JOSHUA POTEAT

The Scenery of Farewell (and Hello Again)

In the asylum's cadaver room,
            a janitor holds his lantern in wonder
over a barrel of breasts cut from the month's dead.
            It cannot be like this, we gasp.
It doesn't work this way.
            If it helps: they were sick, insane.
O.K., I know, I know, it doesn't help.
            For now, try to forget the janitor, the barrel,
what grows around us, around our hearts.

As in: sit up straight.
                            As in: the whole, the aggregate.

The heart gets bigger as it dies,
            and I can feel it growing sometimes:
blue heron swelling above the river's tremble,
            pushing itself away from all it knows.
But for the heart's voice, the body would disappear
            into itself, shrinking like the flooded field
of horsetail reeds on this riverbank.

The heart's growth, I'm sure, has nothing to do with love,
                            or the body, which could be the same at times.

The same as the asylum across the river and its reflection
            in the eyeglasses of the janitor,
each desperate version needing the other so deeply
            that even the janitor looks away from the buildings
and back towards the river,
            already ashamed at what the body can do,
the shape of love nestled down, pushed into the reeds.

Tumor: lamb's ear: gray button of nipple:
                            barrel of Saint Agnes: Agnes in the trees.

How can we speak?
            This is how we make something ours.
We stare at it until it becomes us and we walk away
            with a fist-sized lump in our pocket,
humming a sad tune in case someone passing by
            thinks we're happy. And we are.

What is removed drops horribly into a pail.
                            So we don't forget.

He wrapped it in a handkerchief. We wrapped it.
            Try not to blame the heart.
It is soft and is filled with us,
            the filaments of cherry blossom, silent cathode.
The heart exists to grow, and to take a breast from the barrel
            would mean treason of the body.
How can we speak of it?
This is the conversation we didn't want to have.
                            Of course it has to do with love.

The body, however, can only go so far until it wears down,
            until we're left with the janitor, faceless in his overalls,
his hands alive with touching a softness that is completely new
            and our hands beginning to memorize that softness.

Knowing this won't help much.
           We want a face, a guilty look over a shoulder.
The foxglove, the cornflower,

                            the sky from the river's long road.

We want a scene, a place that remains real,
            despite all this sad-getting-in-the-way-of.
The asylum, its awnings loose and ruined
            in the wind, the patients dressing the radiators
with soiled gowns.
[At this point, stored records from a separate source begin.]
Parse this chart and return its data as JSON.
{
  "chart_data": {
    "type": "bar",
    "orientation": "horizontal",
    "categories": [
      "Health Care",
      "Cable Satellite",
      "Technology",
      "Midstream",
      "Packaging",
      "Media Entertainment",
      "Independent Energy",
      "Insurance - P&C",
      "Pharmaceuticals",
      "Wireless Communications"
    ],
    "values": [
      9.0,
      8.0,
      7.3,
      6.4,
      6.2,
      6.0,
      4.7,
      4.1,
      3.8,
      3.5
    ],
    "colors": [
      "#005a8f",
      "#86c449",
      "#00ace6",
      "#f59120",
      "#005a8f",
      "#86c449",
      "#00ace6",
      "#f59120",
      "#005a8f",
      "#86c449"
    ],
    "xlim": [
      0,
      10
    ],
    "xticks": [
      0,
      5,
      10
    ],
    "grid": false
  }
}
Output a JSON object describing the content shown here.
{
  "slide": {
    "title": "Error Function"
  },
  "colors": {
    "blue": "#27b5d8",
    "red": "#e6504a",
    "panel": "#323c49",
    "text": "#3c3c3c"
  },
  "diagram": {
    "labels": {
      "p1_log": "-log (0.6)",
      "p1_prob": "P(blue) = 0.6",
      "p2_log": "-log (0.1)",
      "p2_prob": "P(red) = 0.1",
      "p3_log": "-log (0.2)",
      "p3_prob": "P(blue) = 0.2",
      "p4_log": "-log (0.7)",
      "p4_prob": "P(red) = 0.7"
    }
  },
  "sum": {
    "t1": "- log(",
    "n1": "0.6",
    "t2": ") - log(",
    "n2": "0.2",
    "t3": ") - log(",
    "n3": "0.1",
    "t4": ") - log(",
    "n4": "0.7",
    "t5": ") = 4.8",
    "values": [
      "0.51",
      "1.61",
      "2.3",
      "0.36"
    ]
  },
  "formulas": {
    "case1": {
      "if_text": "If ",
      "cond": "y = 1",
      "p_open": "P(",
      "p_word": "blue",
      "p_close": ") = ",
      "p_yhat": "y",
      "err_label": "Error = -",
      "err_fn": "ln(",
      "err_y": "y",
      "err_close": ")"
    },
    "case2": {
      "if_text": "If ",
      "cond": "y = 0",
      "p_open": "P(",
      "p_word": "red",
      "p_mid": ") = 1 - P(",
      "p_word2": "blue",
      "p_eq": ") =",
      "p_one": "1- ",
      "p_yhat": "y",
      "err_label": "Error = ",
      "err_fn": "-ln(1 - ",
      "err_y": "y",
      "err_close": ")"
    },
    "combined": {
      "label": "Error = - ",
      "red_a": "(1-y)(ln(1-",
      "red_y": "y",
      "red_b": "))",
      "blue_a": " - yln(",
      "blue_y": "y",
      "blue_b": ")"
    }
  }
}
No, not that one.
            The heart can confuse. A field of reeds, then,
a sycamore, the janitor undressing on the riverbank.
            Yes, that will do. Stare at it.
Forget everything that grows around it.

If it's possible, and I'm not sure if it is.
                            Thorn grove of the blind: handsome lamb: harvest this day.

The heart knows nothing of this place,
            walking beyond the asylum's gates
and through the mist of poplar seeds,
            fluff and hilum, a heron's nest
in the tallest limbs,
            but it's not a question of knowing
the landscape and what hovers in it,
            of how it disappears into the horizon.
It's how a sycamore glowing in the twilight
            beside a barn becomes ours now
by simply being there, existing.

We no longer have to stare. It is ours as we swim
            in darkness to a lighted boat across the river,
the breast slipping from our pocket,
            from the handkerchief's blossom
and the crawfish gathering in the bottom's current
            are at first amazed with the white oval of flesh,
halo of the above, until it dissolves,

                            becomes nothing and the river remains.

The river is something we do not want to know.
            The difference between a heron flying low
in the distance over a marsh
            and a heron mangled by wild dogs at your feet:
it is the inner workings we avoid,
            that chart of wing and eye that reveals
what we've always feared,
and where we find ourselves
            won't be much of a surprise, coming up for air,
the faint metallic taste of silt,
                            of autumn in our mouths.

Let the heron remain blue in the evening air
            and widen over us.
Let the sycamore wait with our new white overalls
            hanging on the nails in its bark,
frozen in the half light of time, of farewells.

Let the river bring us to the boat
            as if we never entered it, our wrinkled hands
dry and strange, our lover lying naked
            in the bow under a lantern,
eager for the promised gift,
            the heart-shaped face of mutiny,

saying Hello, it's good to see you again.